According to the plan posted on his website, Trump wants to tax carried interest as ordinary income. The income tax for top earners, including most private equity managers, would sit at 33 percent, Trump proposes.

That change would trim millions of dollars from top managers’ wallets. Blackstone’s Schwarzman would take home $8.1 million less if his 2015 carry, the most recently disclosed payout, were taxed at Trump’s top rate. KKR co-CEOs Kravis and George Roberts, who awarded themselves equal amounts of carry in 2015, would shave off about $4.7 million each.

But it’s not that simple. Trump said in May that he wants to tax business income of all stripes at 15 percent, though it’s unclear how exactly that rate would apply to pass-through income. Pass-throughs are the preferred legal structure for private equity firms to pass profits to individuals. The rate for pass-through income currently under review by House Republicans is 25 percent.

If carry becomes taxed at ordinary income rates and current Republican proposals take effect, many private equity managers could structure their carry to be taxed at 25 percent -- only marginally higher than the current 23.8 percent rate.

2) Interest Deductibility

The ability to finance a buyout by saddling a company with debt is key to the private equity playbook. Under current tax law, buyout shops can knock the portfolio company’s cost of debt -- interest expense -- off of its taxable income. Firms use this allowance to reduce the target company’s tax liability. It also makes leverage more attractive.

“Any new tax policy targeting interest deductibility would harm the economy by raising costs on businesses of all sizes and types, which would reduce investment and growth,” said Maloney of the American Investment Council.

Trump wants to make companies an offer: either keep interest deductions or forgo them but gain the ability to immediately expense capital investment. The tax blueprint proposed by House Republicans gives no such choice.

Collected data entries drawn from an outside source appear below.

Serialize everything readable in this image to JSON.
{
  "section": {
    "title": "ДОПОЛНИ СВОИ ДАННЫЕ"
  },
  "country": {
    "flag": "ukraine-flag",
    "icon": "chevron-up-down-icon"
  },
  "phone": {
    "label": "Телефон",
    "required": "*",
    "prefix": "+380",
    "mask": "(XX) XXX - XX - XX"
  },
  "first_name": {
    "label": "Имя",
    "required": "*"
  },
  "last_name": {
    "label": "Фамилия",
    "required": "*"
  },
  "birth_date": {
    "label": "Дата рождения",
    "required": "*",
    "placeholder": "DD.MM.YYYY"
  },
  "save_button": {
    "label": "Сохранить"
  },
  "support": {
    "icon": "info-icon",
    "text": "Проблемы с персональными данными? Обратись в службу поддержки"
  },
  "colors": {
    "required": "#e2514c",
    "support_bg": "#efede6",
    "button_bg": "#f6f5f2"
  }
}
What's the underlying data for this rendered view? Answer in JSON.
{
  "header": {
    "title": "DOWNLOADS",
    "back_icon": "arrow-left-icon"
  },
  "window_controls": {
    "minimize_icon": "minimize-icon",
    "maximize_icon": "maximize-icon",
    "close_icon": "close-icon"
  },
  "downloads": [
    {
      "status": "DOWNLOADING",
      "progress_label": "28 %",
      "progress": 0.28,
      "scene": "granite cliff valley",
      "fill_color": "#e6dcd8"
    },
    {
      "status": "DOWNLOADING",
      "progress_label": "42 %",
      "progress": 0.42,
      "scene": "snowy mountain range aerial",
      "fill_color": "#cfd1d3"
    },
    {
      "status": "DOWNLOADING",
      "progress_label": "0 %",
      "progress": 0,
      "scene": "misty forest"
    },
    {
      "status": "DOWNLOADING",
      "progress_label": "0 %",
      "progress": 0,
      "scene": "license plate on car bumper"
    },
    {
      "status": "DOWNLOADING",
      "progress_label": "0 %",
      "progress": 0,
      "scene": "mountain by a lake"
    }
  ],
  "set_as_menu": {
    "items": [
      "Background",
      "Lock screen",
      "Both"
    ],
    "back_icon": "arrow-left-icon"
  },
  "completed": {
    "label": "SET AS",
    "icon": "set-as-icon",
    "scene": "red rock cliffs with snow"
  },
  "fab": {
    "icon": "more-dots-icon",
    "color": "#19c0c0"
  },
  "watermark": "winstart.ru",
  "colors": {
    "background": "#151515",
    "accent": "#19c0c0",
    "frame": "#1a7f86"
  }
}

The House plan replaces net interest deductibility with immediate write-off of new equipment in the first year of ownership, freeing up tax dollars to reinvest in the business. While this encourages spending, it also deals a huge blow to the debt equation for private equity firms.

“If you eliminate the interest deduction or limit it, and therefore limit the amount of debt, you change the entire return calculation of a deal,” said Bob Press, the CEO of TCA Fund Management Group.